Her ne kadar Bayern Münih maçının ciddi yorgunluğu göz önüne alınsa da yine de dün geceki maçı Galatasaray'ın domine etmesi, beklediğim bir durumdu. Çünkü Galatasaray'la Rizespor'un kadrosu arasında kalite olarak dağlar kadar fark var. İlhan Palut 'Mücadeleci oynayayım, geride iyi kapanayım, geçiş oyunlarında da pozisyon bulayım' diye bir taktik plan hazırlamış. Bu Galatasaray'a karşı doğru bir plandı ama Rizeli futbolcuların oyun görüşleri, nerede pas verilir, nerede şut atılır konusundaki yetersizlikleri, G.Saray'ın şansıydı.

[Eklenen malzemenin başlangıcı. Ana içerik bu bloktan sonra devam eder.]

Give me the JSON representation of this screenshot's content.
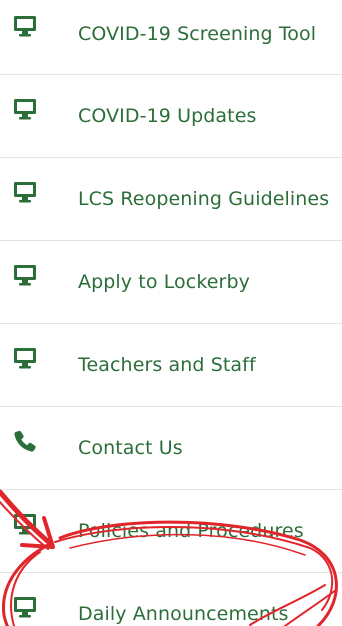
{
  "accent_color": "#2c6e3a",
  "annotation_color": "#e0262b",
  "menu": {
    "items": [
      {
        "label": "COVID-19 Screening Tool",
        "icon": "monitor-icon"
      },
      {
        "label": "COVID-19 Updates",
        "icon": "monitor-icon"
      },
      {
        "label": "LCS Reopening Guidelines",
        "icon": "monitor-icon"
      },
      {
        "label": "Apply to Lockerby",
        "icon": "monitor-icon"
      },
      {
        "label": "Teachers and Staff",
        "icon": "monitor-icon"
      },
      {
        "label": "Contact Us",
        "icon": "phone-icon"
      },
      {
        "label": "Policies and Procedures",
        "icon": "monitor-icon"
      },
      {
        "label": "Daily Announcements",
        "icon": "monitor-icon"
      }
    ]
  }
}
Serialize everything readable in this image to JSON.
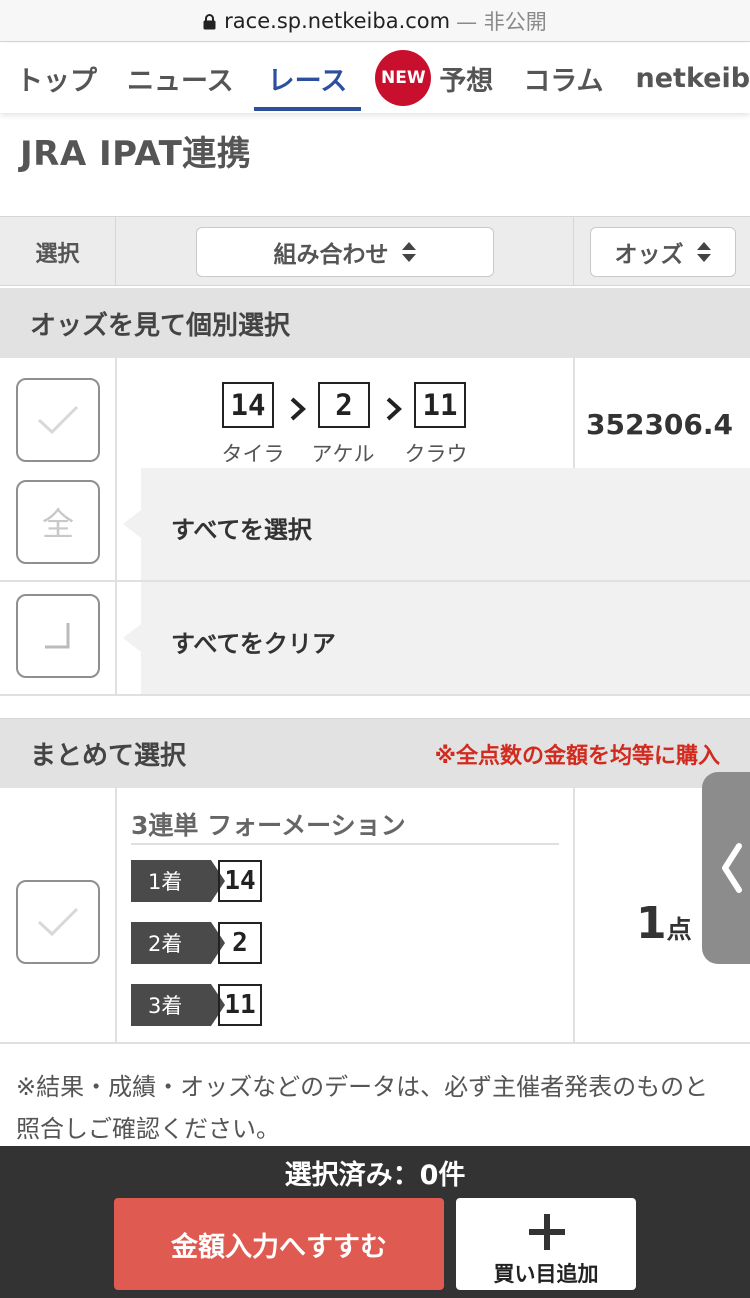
{
  "browser": {
    "url": "race.sp.netkeiba.com",
    "privacy_label": "— 非公開"
  },
  "nav": {
    "items": [
      {
        "label": "トップ"
      },
      {
        "label": "ニュース"
      },
      {
        "label": "レース",
        "active": true
      },
      {
        "label": "予想",
        "badge": "NEW"
      },
      {
        "label": "コラム"
      },
      {
        "label": "netkeiba"
      }
    ]
  },
  "page": {
    "title": "JRA IPAT連携"
  },
  "table_header": {
    "select": "選択",
    "combination": "組み合わせ",
    "odds": "オッズ"
  },
  "individual": {
    "heading": "オッズを見て個別選択",
    "bet": {
      "numbers": [
        "14",
        "2",
        "11"
      ],
      "horses": [
        "タイラ",
        "アケル",
        "クラウ"
      ],
      "odds": "352306.4"
    },
    "select_all": {
      "icon_char": "全",
      "label": "すべてを選択"
    },
    "clear_all": {
      "label": "すべてをクリア"
    }
  },
  "bulk": {
    "heading": "まとめて選択",
    "note": "※全点数の金額を均等に購入",
    "bet_type": "3連単 フォーメーション",
    "places": [
      {
        "tag": "1着",
        "number": "14"
      },
      {
        "tag": "2着",
        "number": "2"
      },
      {
        "tag": "3着",
        "number": "11"
      }
    ],
    "points": "1",
    "points_unit": "点"
  },
  "footnote": "※結果・成績・オッズなどのデータは、必ず主催者発表のものと照合しご確認ください。",
  "bottom": {
    "selected": "選択済み：0件",
    "proceed": "金額入力へすすむ",
    "add": "買い目追加"
  },
  "colors": {
    "accent_blue": "#2c4f9e",
    "badge_red": "#c8102e",
    "note_red": "#d22a1e",
    "proceed_red": "#df5a50",
    "bottom_bar": "#333333"
  }
}
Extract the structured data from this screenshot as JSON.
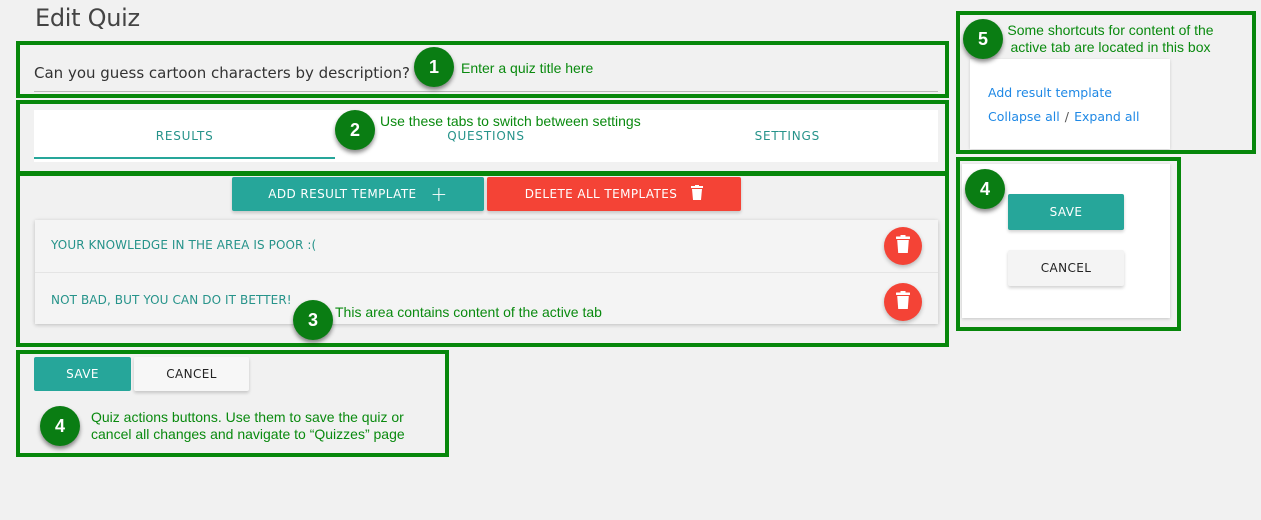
{
  "page": {
    "title": "Edit Quiz"
  },
  "quiz_title": {
    "value": "Can you guess cartoon characters by description?"
  },
  "tabs": [
    {
      "label": "RESULTS",
      "active": true
    },
    {
      "label": "QUESTIONS",
      "active": false
    },
    {
      "label": "SETTINGS",
      "active": false
    }
  ],
  "toolbar": {
    "add_label": "ADD RESULT TEMPLATE",
    "add_icon": "+",
    "delete_all_label": "DELETE ALL TEMPLATES"
  },
  "results": [
    {
      "label": "YOUR KNOWLEDGE IN THE AREA IS POOR :("
    },
    {
      "label": "NOT BAD, BUT YOU CAN DO IT BETTER!"
    }
  ],
  "actions": {
    "save_label": "SAVE",
    "cancel_label": "CANCEL"
  },
  "shortcuts": {
    "add_result_template": "Add result template",
    "collapse_all": "Collapse all",
    "separator": "/",
    "expand_all": "Expand all"
  },
  "side_actions": {
    "save_label": "SAVE",
    "cancel_label": "CANCEL"
  },
  "annotations": [
    {
      "number": "1",
      "text": "Enter a quiz title here"
    },
    {
      "number": "2",
      "text": "Use these tabs to switch between settings"
    },
    {
      "number": "3",
      "text": "This area contains content of the active tab"
    },
    {
      "number": "4",
      "text_line1": "Quiz actions buttons. Use them to save the quiz or",
      "text_line2": "cancel all changes and navigate to “Quizzes” page"
    },
    {
      "number": "5",
      "text_line1": "Some shortcuts for content of the",
      "text_line2": "active tab are located in this box"
    },
    {
      "number": "4"
    }
  ],
  "colors": {
    "accent_teal": "#26a69a",
    "danger_red": "#f44336",
    "annotation_green": "#07870b",
    "link_blue": "#1e88e5"
  }
}
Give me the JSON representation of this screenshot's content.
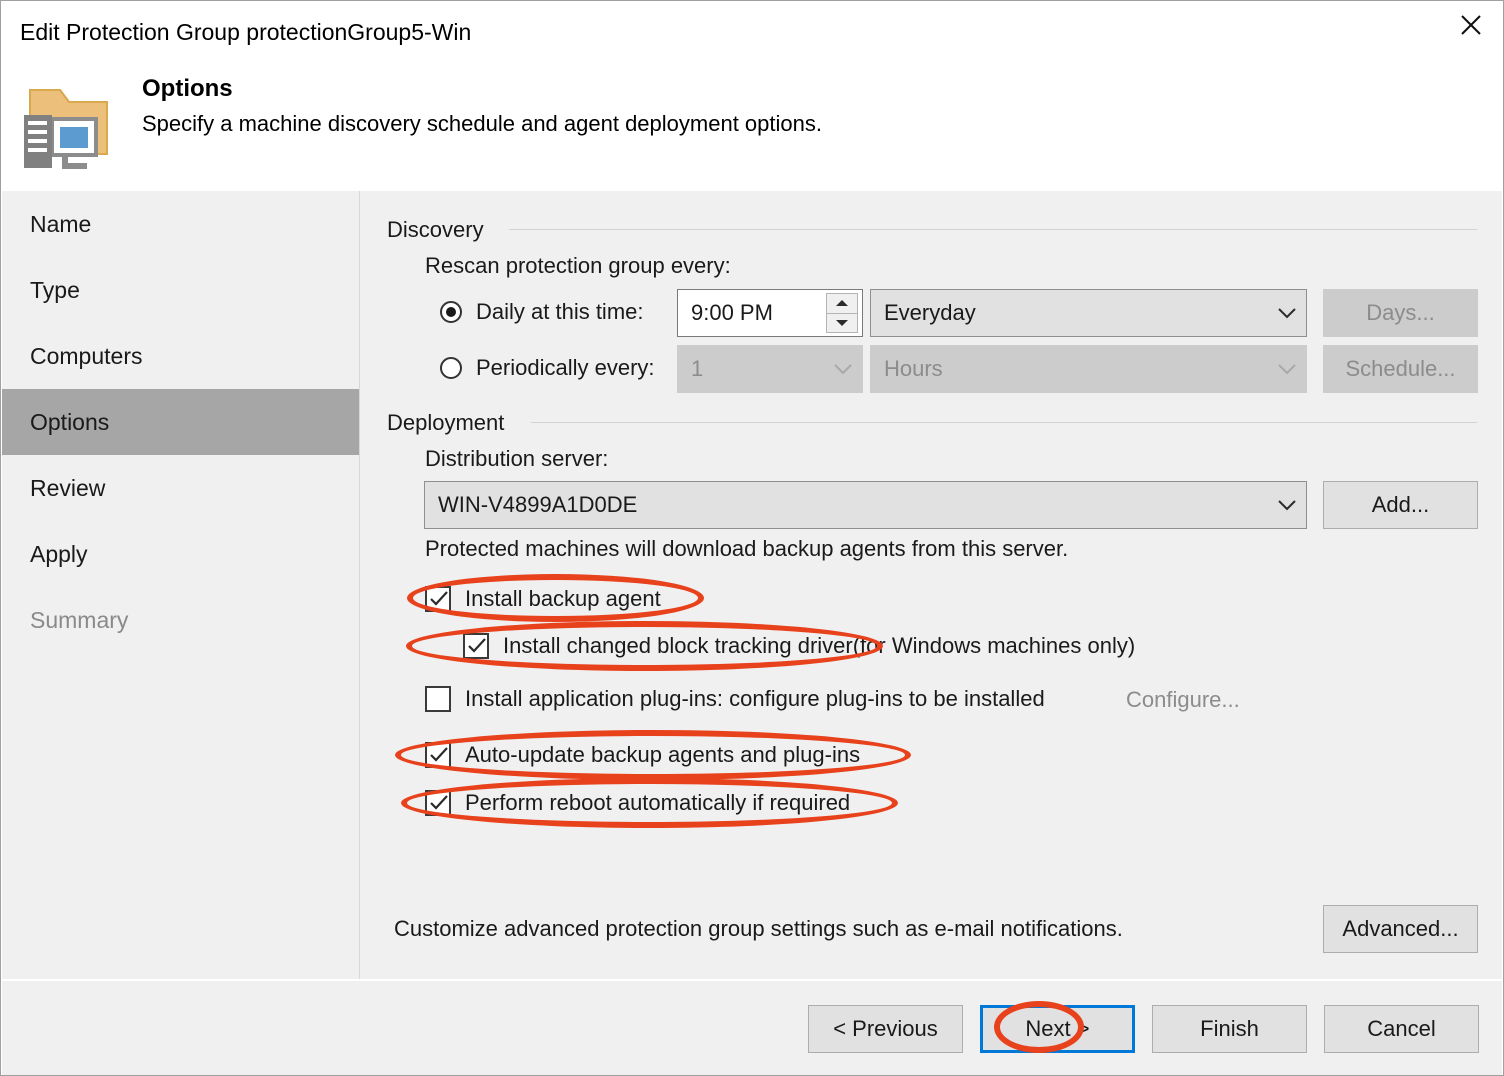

Galatasaray ilk yarıda kurduğu baskıda çok net pozisyonlar bulamadı. Akılda kalan, Kerem'in güzel şutunu Gökhan'ın kurtarışıydı. İkinci yarıda Okan Buruk çok yanlış hamleler yaptı. Tandemi bozdu… Hadi o çok önemli değil diyelim, İcardi hem sakat oynuyordu hem de yorgun olduğu için pasif bir görüntüdeydi. Tabii ki onu çıkarmayacaktı. Zaha da fizik olarak düşüşteydi. Hiç olmazsa hazır olmayan Ziyech'in yerine Tete'yi veya Barış Alper'i alabilirdi. Bu değişiklerden sonra Galatasaray yine baskılıydı ama Rizespor'a kontrataklar için elverişli bir ortam vardı. Ama onlar oyuncu kalitesine göre cezayı kesecek durumda değillerdi.
Oliveira şans golü atınca Galatasaray bu deplasmandan da 3 puanla ayrıldı. Galatasaray'da Boey, Sanchez, Abdülkerim, Torreira ve Kerem Aktürkoğlu takımın ağır yükünü, üstün kondisyonları ve disiplinleriyle taşıyan oyuncular. Bu dün gece bir kere daha net olarak belli oldu.